Around-view camera: Love. I actually know a man who killed his own toddler. Following an acrimonious argument with his wife, he slammed out of the house, got into his car, and slammed it into reverse - and his bike-riding 2-yr-old. Can you even fathom that? Tragically, it's not that uncommon; in fact, the development of rearview cameras coincides with the increase in so-called "backover" fatalities (which, not coincidentally, coincides with the surging popularity of giant SUVs). Around-view is the next step in their evolution. If there's an argument against them, I can't imagine what it is.
Centre airbags: GMC is pioneering the centre airbags in its 2013 Acadia. The bag deploys from the inboard side of the driver's seat in the event of a far-side collision.
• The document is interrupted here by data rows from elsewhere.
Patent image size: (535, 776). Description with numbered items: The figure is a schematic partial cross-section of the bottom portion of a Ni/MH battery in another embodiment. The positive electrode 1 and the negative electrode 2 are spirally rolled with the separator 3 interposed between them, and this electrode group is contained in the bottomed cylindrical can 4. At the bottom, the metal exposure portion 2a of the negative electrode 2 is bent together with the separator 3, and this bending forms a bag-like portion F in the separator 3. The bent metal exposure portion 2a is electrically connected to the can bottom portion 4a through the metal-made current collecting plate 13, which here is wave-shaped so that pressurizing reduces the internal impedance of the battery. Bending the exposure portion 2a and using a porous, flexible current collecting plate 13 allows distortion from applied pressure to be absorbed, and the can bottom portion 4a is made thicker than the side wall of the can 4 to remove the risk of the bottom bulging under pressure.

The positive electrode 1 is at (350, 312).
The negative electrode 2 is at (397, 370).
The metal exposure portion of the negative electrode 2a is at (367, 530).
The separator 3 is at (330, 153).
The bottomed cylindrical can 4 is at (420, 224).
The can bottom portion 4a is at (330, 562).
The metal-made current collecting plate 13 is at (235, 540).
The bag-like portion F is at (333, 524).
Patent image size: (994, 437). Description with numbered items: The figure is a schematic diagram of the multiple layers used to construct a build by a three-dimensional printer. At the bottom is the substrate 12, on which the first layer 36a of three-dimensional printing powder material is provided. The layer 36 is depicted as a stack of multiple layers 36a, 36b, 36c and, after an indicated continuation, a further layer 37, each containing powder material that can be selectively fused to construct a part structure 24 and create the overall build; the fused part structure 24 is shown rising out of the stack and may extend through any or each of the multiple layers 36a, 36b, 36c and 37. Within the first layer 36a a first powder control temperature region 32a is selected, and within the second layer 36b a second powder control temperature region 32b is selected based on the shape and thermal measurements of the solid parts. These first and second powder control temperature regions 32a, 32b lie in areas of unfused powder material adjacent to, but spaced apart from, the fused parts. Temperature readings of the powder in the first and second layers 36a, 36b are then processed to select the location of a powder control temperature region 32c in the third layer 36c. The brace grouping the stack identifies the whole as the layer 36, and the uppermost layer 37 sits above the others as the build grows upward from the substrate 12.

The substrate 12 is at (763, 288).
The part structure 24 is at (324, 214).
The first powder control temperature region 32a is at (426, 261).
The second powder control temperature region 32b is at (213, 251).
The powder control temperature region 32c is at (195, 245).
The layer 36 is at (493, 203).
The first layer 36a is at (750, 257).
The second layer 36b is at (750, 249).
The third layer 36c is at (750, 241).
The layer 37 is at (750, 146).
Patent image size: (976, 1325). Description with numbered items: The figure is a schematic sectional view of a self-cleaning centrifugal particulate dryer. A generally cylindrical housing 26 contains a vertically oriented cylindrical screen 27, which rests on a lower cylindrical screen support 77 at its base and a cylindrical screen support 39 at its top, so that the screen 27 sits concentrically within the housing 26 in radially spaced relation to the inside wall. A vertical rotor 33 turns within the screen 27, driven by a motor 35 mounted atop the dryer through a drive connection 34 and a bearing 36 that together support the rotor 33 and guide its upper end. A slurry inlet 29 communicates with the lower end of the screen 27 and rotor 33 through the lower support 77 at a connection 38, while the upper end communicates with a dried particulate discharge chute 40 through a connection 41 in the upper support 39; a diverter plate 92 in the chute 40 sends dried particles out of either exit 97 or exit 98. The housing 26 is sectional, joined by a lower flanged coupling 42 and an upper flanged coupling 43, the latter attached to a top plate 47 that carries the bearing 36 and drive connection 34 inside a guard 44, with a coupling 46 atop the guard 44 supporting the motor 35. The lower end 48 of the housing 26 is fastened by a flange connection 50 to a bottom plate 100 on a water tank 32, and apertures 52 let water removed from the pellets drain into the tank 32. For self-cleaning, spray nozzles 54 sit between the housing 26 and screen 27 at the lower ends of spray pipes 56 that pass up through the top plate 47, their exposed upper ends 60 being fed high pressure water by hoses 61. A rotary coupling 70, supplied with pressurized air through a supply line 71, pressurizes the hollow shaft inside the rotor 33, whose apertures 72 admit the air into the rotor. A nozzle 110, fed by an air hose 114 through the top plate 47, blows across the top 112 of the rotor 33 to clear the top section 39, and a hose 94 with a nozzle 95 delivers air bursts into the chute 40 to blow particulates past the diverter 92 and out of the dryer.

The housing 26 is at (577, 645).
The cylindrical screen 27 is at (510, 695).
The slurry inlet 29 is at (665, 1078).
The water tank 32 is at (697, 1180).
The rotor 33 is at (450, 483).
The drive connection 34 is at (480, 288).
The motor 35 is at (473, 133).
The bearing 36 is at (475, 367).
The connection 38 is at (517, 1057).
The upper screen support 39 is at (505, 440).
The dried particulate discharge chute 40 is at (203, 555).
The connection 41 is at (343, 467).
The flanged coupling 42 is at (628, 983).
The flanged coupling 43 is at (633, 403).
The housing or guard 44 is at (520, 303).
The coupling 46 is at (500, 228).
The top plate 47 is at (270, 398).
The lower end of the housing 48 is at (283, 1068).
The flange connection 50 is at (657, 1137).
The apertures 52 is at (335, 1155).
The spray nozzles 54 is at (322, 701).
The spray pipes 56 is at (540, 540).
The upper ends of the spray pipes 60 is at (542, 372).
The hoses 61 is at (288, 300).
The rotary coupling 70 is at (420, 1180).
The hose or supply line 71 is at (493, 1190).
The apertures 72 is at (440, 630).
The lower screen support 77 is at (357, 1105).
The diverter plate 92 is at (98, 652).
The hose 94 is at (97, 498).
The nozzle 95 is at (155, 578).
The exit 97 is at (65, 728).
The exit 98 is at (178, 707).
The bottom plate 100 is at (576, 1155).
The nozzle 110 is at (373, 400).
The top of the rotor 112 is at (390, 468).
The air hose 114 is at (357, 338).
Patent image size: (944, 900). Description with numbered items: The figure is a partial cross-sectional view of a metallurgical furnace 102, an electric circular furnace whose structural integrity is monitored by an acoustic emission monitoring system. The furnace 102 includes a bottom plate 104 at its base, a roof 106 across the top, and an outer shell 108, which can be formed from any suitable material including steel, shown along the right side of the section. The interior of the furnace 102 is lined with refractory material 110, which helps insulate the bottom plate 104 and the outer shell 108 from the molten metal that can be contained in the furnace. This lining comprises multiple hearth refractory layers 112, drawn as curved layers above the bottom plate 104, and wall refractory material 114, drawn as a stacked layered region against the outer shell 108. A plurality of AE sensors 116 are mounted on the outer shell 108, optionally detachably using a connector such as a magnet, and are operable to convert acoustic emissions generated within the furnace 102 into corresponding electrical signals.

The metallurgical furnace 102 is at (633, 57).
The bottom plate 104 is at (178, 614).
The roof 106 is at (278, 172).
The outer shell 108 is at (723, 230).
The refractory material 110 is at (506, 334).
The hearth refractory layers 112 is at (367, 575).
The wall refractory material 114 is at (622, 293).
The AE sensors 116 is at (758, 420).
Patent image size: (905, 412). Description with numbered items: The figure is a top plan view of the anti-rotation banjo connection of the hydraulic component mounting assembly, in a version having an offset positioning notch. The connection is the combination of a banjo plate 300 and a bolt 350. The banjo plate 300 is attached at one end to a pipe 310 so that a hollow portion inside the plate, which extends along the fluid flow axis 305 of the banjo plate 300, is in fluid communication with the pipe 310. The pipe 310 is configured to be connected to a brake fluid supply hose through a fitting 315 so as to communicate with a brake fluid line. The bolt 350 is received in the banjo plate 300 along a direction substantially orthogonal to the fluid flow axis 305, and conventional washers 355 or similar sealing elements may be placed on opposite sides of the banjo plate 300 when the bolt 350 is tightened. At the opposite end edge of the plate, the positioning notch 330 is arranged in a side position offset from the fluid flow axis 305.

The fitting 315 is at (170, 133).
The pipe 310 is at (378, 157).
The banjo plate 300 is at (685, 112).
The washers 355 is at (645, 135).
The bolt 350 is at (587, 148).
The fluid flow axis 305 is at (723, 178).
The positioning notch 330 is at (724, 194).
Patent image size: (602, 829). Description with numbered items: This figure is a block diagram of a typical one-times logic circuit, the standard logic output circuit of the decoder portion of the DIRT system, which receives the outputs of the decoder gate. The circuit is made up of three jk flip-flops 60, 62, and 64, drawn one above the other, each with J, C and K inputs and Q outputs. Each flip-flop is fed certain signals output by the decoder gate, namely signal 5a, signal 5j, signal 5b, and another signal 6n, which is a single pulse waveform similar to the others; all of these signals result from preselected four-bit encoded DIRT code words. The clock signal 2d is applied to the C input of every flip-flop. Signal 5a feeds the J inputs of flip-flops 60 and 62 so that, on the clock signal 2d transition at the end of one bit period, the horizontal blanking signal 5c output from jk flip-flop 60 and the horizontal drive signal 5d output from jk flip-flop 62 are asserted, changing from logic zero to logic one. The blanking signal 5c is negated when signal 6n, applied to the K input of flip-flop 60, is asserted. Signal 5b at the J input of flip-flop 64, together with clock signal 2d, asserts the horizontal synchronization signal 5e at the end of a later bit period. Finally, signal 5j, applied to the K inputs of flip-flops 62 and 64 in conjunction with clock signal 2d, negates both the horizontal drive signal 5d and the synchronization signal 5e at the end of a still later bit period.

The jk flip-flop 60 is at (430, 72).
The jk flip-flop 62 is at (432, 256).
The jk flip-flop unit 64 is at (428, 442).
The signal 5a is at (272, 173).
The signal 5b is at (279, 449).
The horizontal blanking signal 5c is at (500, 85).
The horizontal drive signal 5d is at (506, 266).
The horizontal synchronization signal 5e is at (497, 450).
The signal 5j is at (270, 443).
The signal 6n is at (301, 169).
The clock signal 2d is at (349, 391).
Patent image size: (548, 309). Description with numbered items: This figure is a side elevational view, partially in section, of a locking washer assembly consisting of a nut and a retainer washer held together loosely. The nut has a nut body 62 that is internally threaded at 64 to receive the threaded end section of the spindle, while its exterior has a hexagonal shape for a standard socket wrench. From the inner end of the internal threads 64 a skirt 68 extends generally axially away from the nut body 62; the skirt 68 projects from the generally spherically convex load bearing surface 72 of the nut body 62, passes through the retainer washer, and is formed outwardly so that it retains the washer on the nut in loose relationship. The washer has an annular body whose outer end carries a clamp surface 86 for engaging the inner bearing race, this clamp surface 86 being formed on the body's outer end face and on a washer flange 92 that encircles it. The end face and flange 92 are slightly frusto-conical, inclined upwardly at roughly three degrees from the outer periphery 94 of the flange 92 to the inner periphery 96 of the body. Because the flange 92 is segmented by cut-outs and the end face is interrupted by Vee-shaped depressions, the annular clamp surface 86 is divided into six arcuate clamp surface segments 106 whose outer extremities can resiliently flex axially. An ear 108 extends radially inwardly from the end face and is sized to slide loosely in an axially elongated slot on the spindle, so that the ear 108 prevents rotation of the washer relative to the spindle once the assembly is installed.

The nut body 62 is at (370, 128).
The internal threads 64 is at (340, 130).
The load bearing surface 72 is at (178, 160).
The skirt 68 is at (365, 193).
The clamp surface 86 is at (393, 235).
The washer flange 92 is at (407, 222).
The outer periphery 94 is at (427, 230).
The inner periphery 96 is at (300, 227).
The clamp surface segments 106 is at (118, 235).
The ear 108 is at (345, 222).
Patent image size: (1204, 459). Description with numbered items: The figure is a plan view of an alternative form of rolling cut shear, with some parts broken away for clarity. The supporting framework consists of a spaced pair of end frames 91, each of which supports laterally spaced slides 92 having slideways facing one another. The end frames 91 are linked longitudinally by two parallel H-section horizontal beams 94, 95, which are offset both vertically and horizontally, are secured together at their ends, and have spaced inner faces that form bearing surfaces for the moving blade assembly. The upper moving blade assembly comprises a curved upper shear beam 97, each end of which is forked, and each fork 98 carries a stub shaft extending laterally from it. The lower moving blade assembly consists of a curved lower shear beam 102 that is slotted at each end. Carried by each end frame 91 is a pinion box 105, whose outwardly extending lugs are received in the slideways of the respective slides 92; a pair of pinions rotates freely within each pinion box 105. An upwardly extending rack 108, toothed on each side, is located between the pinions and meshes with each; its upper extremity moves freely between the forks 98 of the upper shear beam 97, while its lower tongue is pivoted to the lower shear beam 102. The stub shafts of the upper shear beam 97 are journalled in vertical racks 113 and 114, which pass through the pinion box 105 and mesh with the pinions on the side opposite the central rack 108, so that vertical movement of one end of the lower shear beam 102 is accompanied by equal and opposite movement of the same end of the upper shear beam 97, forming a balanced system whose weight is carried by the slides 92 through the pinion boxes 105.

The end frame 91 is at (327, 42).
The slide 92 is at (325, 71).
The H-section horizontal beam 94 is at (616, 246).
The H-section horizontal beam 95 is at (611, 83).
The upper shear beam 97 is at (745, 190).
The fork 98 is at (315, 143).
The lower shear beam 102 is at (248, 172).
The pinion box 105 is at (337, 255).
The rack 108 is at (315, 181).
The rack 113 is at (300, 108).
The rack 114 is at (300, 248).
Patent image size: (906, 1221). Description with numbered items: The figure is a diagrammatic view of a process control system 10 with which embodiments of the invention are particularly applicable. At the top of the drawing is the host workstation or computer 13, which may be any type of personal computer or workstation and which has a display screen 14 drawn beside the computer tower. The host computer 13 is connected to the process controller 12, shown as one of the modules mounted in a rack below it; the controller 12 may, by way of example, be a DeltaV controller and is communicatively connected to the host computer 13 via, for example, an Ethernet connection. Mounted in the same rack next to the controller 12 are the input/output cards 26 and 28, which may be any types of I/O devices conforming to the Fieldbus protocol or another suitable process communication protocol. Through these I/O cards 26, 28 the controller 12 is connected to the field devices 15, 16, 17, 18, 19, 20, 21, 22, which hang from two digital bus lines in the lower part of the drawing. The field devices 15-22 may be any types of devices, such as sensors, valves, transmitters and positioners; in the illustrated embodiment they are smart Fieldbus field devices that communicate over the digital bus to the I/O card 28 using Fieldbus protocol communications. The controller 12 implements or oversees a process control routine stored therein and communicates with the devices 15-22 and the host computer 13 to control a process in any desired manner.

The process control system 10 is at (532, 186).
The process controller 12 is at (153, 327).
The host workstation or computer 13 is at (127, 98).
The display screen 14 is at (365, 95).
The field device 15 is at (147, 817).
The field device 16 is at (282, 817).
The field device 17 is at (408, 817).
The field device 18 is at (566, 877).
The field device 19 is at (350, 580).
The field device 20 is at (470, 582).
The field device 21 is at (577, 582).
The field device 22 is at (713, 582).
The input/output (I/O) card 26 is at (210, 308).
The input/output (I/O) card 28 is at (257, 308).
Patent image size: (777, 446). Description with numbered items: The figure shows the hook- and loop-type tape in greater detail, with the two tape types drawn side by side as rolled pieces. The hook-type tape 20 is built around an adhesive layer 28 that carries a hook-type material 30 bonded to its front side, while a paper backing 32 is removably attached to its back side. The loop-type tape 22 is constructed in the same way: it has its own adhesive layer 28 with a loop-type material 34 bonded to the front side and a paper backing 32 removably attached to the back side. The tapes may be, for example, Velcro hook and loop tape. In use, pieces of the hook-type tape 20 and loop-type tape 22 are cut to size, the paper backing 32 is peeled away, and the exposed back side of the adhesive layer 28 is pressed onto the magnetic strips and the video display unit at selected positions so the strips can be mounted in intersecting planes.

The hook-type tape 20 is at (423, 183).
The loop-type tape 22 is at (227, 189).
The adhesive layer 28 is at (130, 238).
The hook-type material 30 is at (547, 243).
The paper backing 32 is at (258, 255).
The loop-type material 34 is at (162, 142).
I'm not against these, but it does seem like maybe the safety R & D department just got all loopy in a meeting and, since they couldn't figure out how to bubble-wrap the passengers just figured, "Hey, I know! Let's stick another airbag in it!" GM says their analysis of NHTSA's data told them that far-side impact crashes accounted for 11% of belted front-seat occupant fatalities in non-roller incidents between 2004 and 2009, which does sound unpleasant. I'm sure someone will save themselves a dire injury by colliding with it instead of their spouse's thick head, but I just can't get excited about it, and truthfully, would never pay a penny extra for it.
Stop & Go: Annoying? Mostly, yes. Although every manufacturer would tell you that their system is "undetectable" (I'd be willing to lay odd that nine in 10 of them use that exact word in their press releases), I have yet to encounter one that actually is. In normal city driving, they're a pain. But in gridlock, I can certainly see their usefulness. And it can save up to 10% in fuel. Much like the centre airbag, it seems like a good idea, but I'm still not that excited. My colleague Mathieu St-Pierre just wrote that it should be standard equipment by 2014, like a steering wheel or wipers. Then again, Matt thinks traction control makes you stupid, so let's take that with a grain of salt.
Blindspot and lane departure warnings: Ah, the nanny techs. I think we need them for society's buffoons, but that I personally don't need them. Just as, I'm sure, most of the buffoons think. Owing to the vagaries of car design, not to mention people-design, I'm more for than against. I've driven cars that I thought had a big blind spot thanks to some wide pillars, only to read that a colleague thinks the car has the best visibility ever - we're significantly different heights whose shoulder-checks garner significantly different intelligence recon. Just let us turn them off if we want to, and I say go for it.
Overall, there may be some iffy R & D money going down the drain, but it's sure as heck a good time to be alive for us gadget freaks.